We applaud the new reorganization, especially the mandate "to provide analyses, expertise, and other technical assistance to critical infrastructure owners and operators." As part of this mission, we urge CISA to provide not only guidance on technical upgrades, but also social engineering and management assistance.
Helping agencies respond to and recover from cyber-attacks is essential to safeguarding vital systems. As noted by experts - including Massachusetts CISO, Dennis McDermitt- eliminating all risk of cyberattack is impossible. CISA should focus on helping states and utilities identify their most essential assets and build the capacity to bring cyber assets back online when they are eventually compromised.
We also encourage CISA to focus facilitating cooperation between private utilities, states, and federal regulators. The interlinkage of smart grids across state and municipal boundaries multiplies the cyber risk to these systems and makes collaboration essential. Since 2014, DHS has operated the Critical Infrastructure Cyber Community (C³) Voluntary Program to support local and state governments, as well as private utilities, in implementing the National Institute of Standards and Technology (NIST) framework, a framework that onsists of standards, guidelines, and best practices to manage cybersecurity-related risk. We hope such efforts will be continued and expanded under CISA’s new mandate.

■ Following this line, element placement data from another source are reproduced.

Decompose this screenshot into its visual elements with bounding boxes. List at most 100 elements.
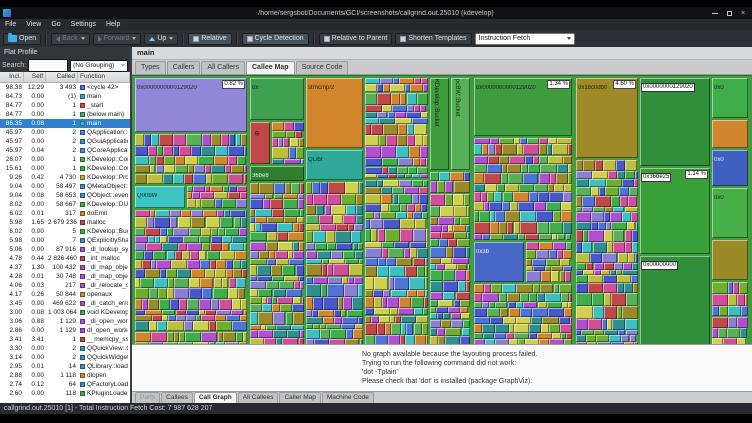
treemap-cell[interactable] xyxy=(135,268,145,279)
treemap-block[interactable]: Q00bW xyxy=(135,186,185,208)
treemap-cell[interactable] xyxy=(135,243,146,251)
treemap-cell[interactable] xyxy=(612,229,625,243)
treemap-cell[interactable] xyxy=(412,258,426,267)
treemap-cell[interactable] xyxy=(185,331,201,342)
treemap-cell[interactable] xyxy=(376,83,383,93)
treemap-cell[interactable] xyxy=(495,323,509,333)
treemap-cell[interactable] xyxy=(505,210,520,223)
treemap-cell[interactable] xyxy=(341,194,356,206)
treemap-cell[interactable] xyxy=(333,309,342,317)
treemap-cell[interactable] xyxy=(463,172,470,181)
treemap-cell[interactable] xyxy=(540,271,552,282)
treemap-cell[interactable] xyxy=(608,335,621,343)
treemap-cell[interactable] xyxy=(328,182,346,194)
treemap-cell[interactable] xyxy=(423,134,428,147)
treemap-cell[interactable] xyxy=(204,164,211,174)
treemap-cell[interactable] xyxy=(205,217,221,228)
treemap-cell[interactable] xyxy=(228,173,244,184)
treemap-cell[interactable] xyxy=(162,146,173,156)
treemap-cell[interactable] xyxy=(373,297,382,308)
treemap-cell[interactable] xyxy=(193,320,209,332)
treemap-cell[interactable] xyxy=(490,234,503,240)
treemap-cell[interactable] xyxy=(400,229,414,242)
treemap-cell[interactable] xyxy=(148,156,157,165)
treemap-cell[interactable] xyxy=(389,266,405,278)
treemap-cell[interactable] xyxy=(156,259,172,269)
treemap-cell[interactable] xyxy=(379,315,390,323)
treemap-cell[interactable] xyxy=(424,277,428,290)
treemap-cell[interactable] xyxy=(306,317,323,324)
treemap-cell[interactable] xyxy=(722,338,737,344)
treemap-cell[interactable] xyxy=(623,263,633,270)
treemap-cell[interactable] xyxy=(365,334,376,344)
menu-item-settings[interactable]: Settings xyxy=(66,19,101,30)
treemap-cell[interactable] xyxy=(560,201,572,211)
treemap-cell[interactable] xyxy=(718,305,729,317)
treemap-cell[interactable] xyxy=(613,263,624,270)
table-row[interactable]: 3.00 0.08 1 003 064 void KDevelop::remov xyxy=(0,308,130,317)
treemap-cell[interactable] xyxy=(609,212,623,223)
treemap-cell[interactable] xyxy=(314,243,327,251)
treemap-cell[interactable] xyxy=(170,217,178,228)
treemap-cell[interactable] xyxy=(624,318,638,330)
treemap-cell[interactable] xyxy=(354,250,363,259)
treemap-cell[interactable] xyxy=(517,201,535,211)
treemap-cell[interactable] xyxy=(210,228,218,237)
treemap-cell[interactable] xyxy=(616,274,632,283)
treemap-cell[interactable] xyxy=(354,224,363,231)
treemap-cell[interactable] xyxy=(191,146,201,156)
treemap-cell[interactable] xyxy=(175,156,185,165)
treemap-cell[interactable] xyxy=(212,288,229,300)
treemap-cell[interactable] xyxy=(285,130,296,139)
treemap-cell[interactable] xyxy=(500,172,508,185)
treemap-cell[interactable] xyxy=(502,191,514,202)
treemap-cell[interactable] xyxy=(199,191,214,200)
treemap-cell[interactable] xyxy=(542,316,559,324)
treemap-cell[interactable] xyxy=(576,160,583,171)
treemap-cell[interactable] xyxy=(285,312,293,325)
event-type-select[interactable]: Instruction Fetch xyxy=(474,32,575,45)
treemap-cell[interactable] xyxy=(633,282,638,294)
treemap-cell[interactable] xyxy=(250,183,259,194)
treemap-cell[interactable] xyxy=(255,216,268,224)
treemap-cell[interactable] xyxy=(586,263,594,270)
treemap-cell[interactable] xyxy=(498,222,508,235)
treemap-cell[interactable] xyxy=(228,191,240,200)
dock-title[interactable]: Flat Profile xyxy=(0,47,130,59)
treemap-cell[interactable] xyxy=(135,146,148,156)
treemap-cell[interactable] xyxy=(430,336,439,344)
treemap-cell[interactable] xyxy=(576,282,589,294)
treemap-cell[interactable] xyxy=(453,180,470,194)
treemap-cell[interactable] xyxy=(297,216,304,224)
treemap-cell[interactable] xyxy=(611,342,624,344)
treemap-cell[interactable] xyxy=(408,166,417,174)
treemap-cell[interactable] xyxy=(635,222,638,230)
table-row[interactable]: 9.26 0.42 4 730 KDevelop::ProjectContr xyxy=(0,173,130,182)
table-row[interactable]: 2.86 0.00 1 129 dl_open_worker xyxy=(0,326,130,335)
treemap-cell[interactable] xyxy=(191,217,206,228)
treemap-cell[interactable] xyxy=(515,316,531,324)
treemap-cell[interactable] xyxy=(184,173,193,184)
treemap-cell[interactable] xyxy=(306,215,319,225)
treemap-cell[interactable] xyxy=(576,263,587,270)
treemap-cell[interactable] xyxy=(407,134,415,147)
treemap-cell[interactable] xyxy=(484,172,501,185)
treemap-cell[interactable] xyxy=(258,312,274,325)
treemap-cell[interactable] xyxy=(474,144,482,156)
treemap-cell[interactable] xyxy=(271,303,280,313)
treemap-cell[interactable] xyxy=(144,228,160,237)
treemap-cell[interactable] xyxy=(474,155,489,164)
treemap-cell[interactable] xyxy=(135,288,150,300)
treemap-cell[interactable] xyxy=(616,282,625,294)
treemap-cell[interactable] xyxy=(356,215,363,225)
treemap-cell[interactable] xyxy=(345,339,360,344)
treemap-cell[interactable] xyxy=(183,320,194,332)
treemap-cell[interactable] xyxy=(292,312,304,325)
treemap-cell[interactable] xyxy=(576,187,592,196)
treemap-cell[interactable] xyxy=(507,163,521,173)
treemap-cell[interactable] xyxy=(587,342,597,344)
treemap-cell[interactable] xyxy=(238,228,247,237)
table-row[interactable]: 3.41 3.41 1 __memcpy_sse2 xyxy=(0,335,130,344)
treemap-cell[interactable] xyxy=(172,228,190,237)
treemap-cell[interactable] xyxy=(166,250,176,260)
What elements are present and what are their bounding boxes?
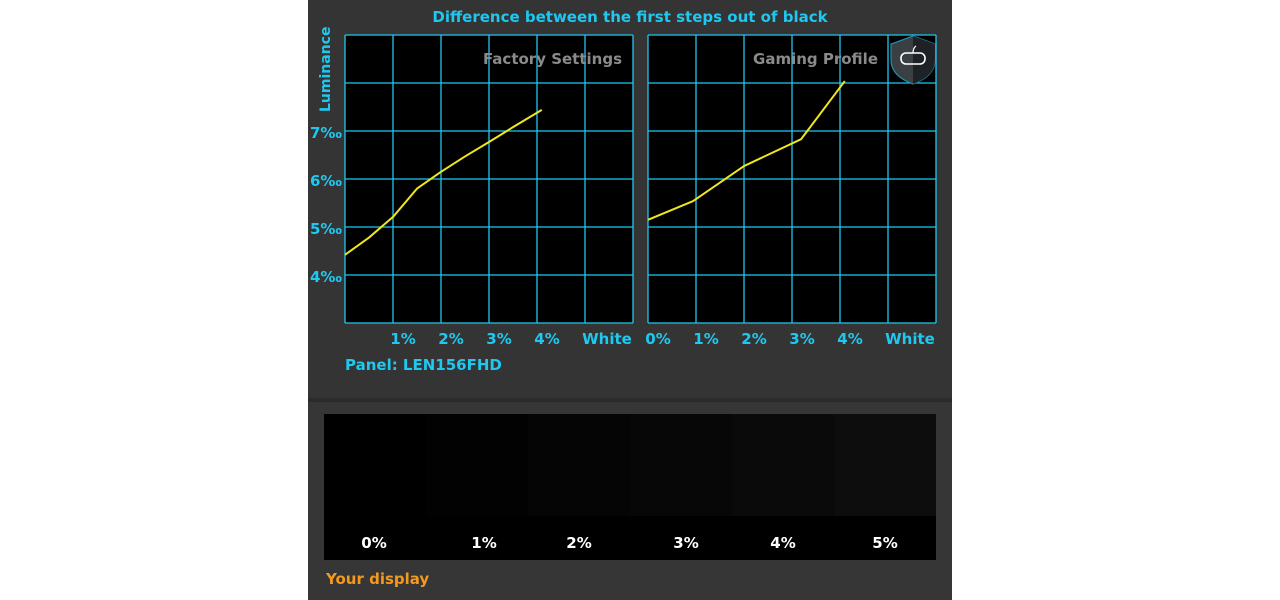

One effective strategy that CISA might want to consider is organizing informal "technical meetings” on cybersecurity between regulators and private utilities. Connecticut used this strategy to great effect in developing its Cybersecurity Strategy and Action Plan. By promoting informal interaction outside formal rulemaking contexts, CISA can improve relationships and enhance trust, both keys to long term improvements in cybersecurity.